While there are hints that communion is at the end, the movie does not fully deliver. Like Marxism, it places hope in transforming the here and now (the Citadel) because there is ultimately no escape to “Green Place” or Heaven of Valhalla. Unexpectedly, the “Green Place” is at the heart of the Citadel, the bastion of slavery. They must journey back to the Citadel to expose the mortality of Immortan Joe and unlock the vitality that Immortan Joe was despotically using only for himself. The film ends with Redeemer Furiosa and her band of liberated Wives being lifted up into Immortan Joe’s heavenly palace. These courageous, heavenly Olympian goddesses overtake the ugly, greedy white clay gods (Immortan Joe and his War Boys), giving the under trodden the waters of life. Max, who is a figure for mankind, disappears into the crowd only to wander the wasteland into which he has been thrown. Aware of the brute, competitive reality of all things, he walks alone. No family. No home. No salvation. And, ultimately, no love.
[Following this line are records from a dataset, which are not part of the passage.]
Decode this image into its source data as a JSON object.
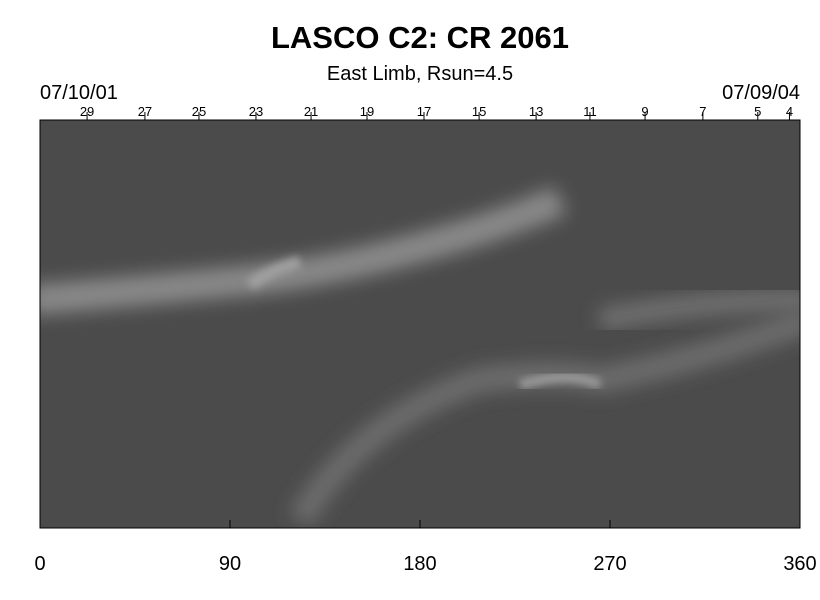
{
  "chart_data": {
    "type": "image",
    "title": "LASCO C2: CR 2061",
    "subtitle": "East Limb, Rsun=4.5",
    "start_date": "07/10/01",
    "end_date": "07/09/04",
    "xlim": [
      0,
      360
    ],
    "xticks": [
      0,
      90,
      180,
      270,
      360
    ],
    "top_ticks": [
      {
        "value": 22.3,
        "label": "29"
      },
      {
        "value": 49.7,
        "label": "27"
      },
      {
        "value": 75.3,
        "label": "25"
      },
      {
        "value": 102.3,
        "label": "23"
      },
      {
        "value": 128.4,
        "label": "21"
      },
      {
        "value": 154.9,
        "label": "19"
      },
      {
        "value": 181.9,
        "label": "17"
      },
      {
        "value": 208,
        "label": "15"
      },
      {
        "value": 235,
        "label": "13"
      },
      {
        "value": 260.5,
        "label": "11"
      },
      {
        "value": 286.6,
        "label": "9"
      },
      {
        "value": 314,
        "label": "7"
      },
      {
        "value": 340,
        "label": "5"
      },
      {
        "value": 355,
        "label": "4"
      }
    ]
  }
}
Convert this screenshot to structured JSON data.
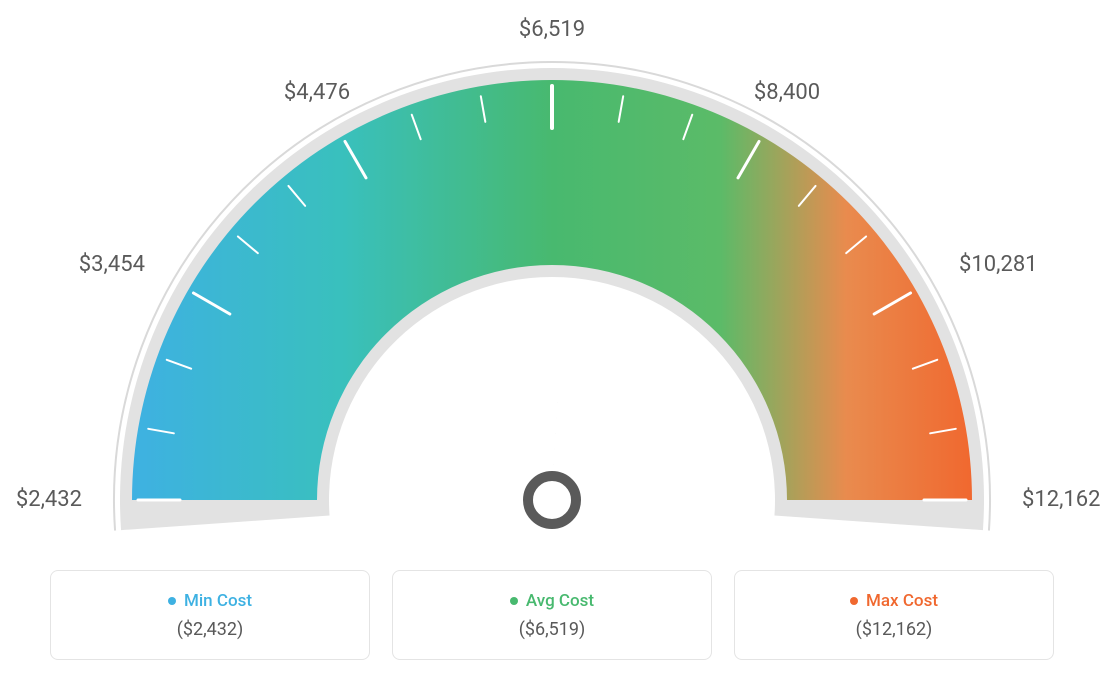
{
  "gauge": {
    "type": "gauge",
    "min": 2432,
    "max": 12162,
    "value": 6519,
    "tick_labels": [
      "$2,432",
      "$3,454",
      "$4,476",
      "$6,519",
      "$8,400",
      "$10,281",
      "$12,162"
    ],
    "tick_angles_deg": [
      -90,
      -60,
      -30,
      0,
      30,
      60,
      90
    ],
    "minor_ticks_between": 2,
    "outer_radius": 420,
    "inner_radius": 235,
    "arc_outline_width": 10,
    "arc_outline_color": "#e2e2e2",
    "gradient_stops": [
      {
        "pct": 0,
        "color": "#3eb1e2"
      },
      {
        "pct": 25,
        "color": "#39c0bd"
      },
      {
        "pct": 50,
        "color": "#48b96f"
      },
      {
        "pct": 70,
        "color": "#5bbb68"
      },
      {
        "pct": 85,
        "color": "#e98b4e"
      },
      {
        "pct": 100,
        "color": "#f0682f"
      }
    ],
    "tick_color": "#ffffff",
    "tick_width": 3,
    "label_fontsize": 22,
    "label_color": "#5a5a5a",
    "background_color": "#ffffff",
    "needle_color": "#5a5a5a",
    "needle_angle_deg": 3
  },
  "cards": [
    {
      "label": "Min Cost",
      "value": "($2,432)",
      "dot_color": "#3eb1e2",
      "text_color": "#3eb1e2"
    },
    {
      "label": "Avg Cost",
      "value": "($6,519)",
      "dot_color": "#48b96f",
      "text_color": "#48b96f"
    },
    {
      "label": "Max Cost",
      "value": "($12,162)",
      "dot_color": "#f0682f",
      "text_color": "#f0682f"
    }
  ]
}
The seminary has a different vision to offer that would ultimately deliver the redemption and human dignity this movie is chasing after. Part of the formation at the seminary is training the men into celibacy, and celibacy is not just a refusal but an affirmation of the other as other. Celibacy is a sign of the dignity of the other. It witnesses to the truth that people are not just things to be manipulated according to desire, whim or the hope of future progeny. The witness of the virgin or celibate is a radiation of love. Think of how the virgin martyrs transformed the ancient city of Rome, a bastion of lust and domination. While Christians may have continued to treat others as property, the message of the Gospel, which takes time for the Church to understand, as Cardinal Newman stressed, does not allow this. Christ proclaims the goodness of the other as other, especially in His great act of laying down his life for His Bride, the Church, and in the light of His Trinitarian identity. The witness of celibacy is something the Church proclaims to the city, hopefully transforming it from within. It is silly to expect this depth from an action flick, but it would answer the drive of the movie.
This movie offers much food for thought. If you want to study the themes offered by this action flick, read Nietzsche’s Parable of the Madman, Heidegger’s The Question Concerning Technology, Greek Mythology and the CDF’s Instruction on Christian Freedom and Liberation. Kudos to George Miller for fitting this all into a film about a car chase.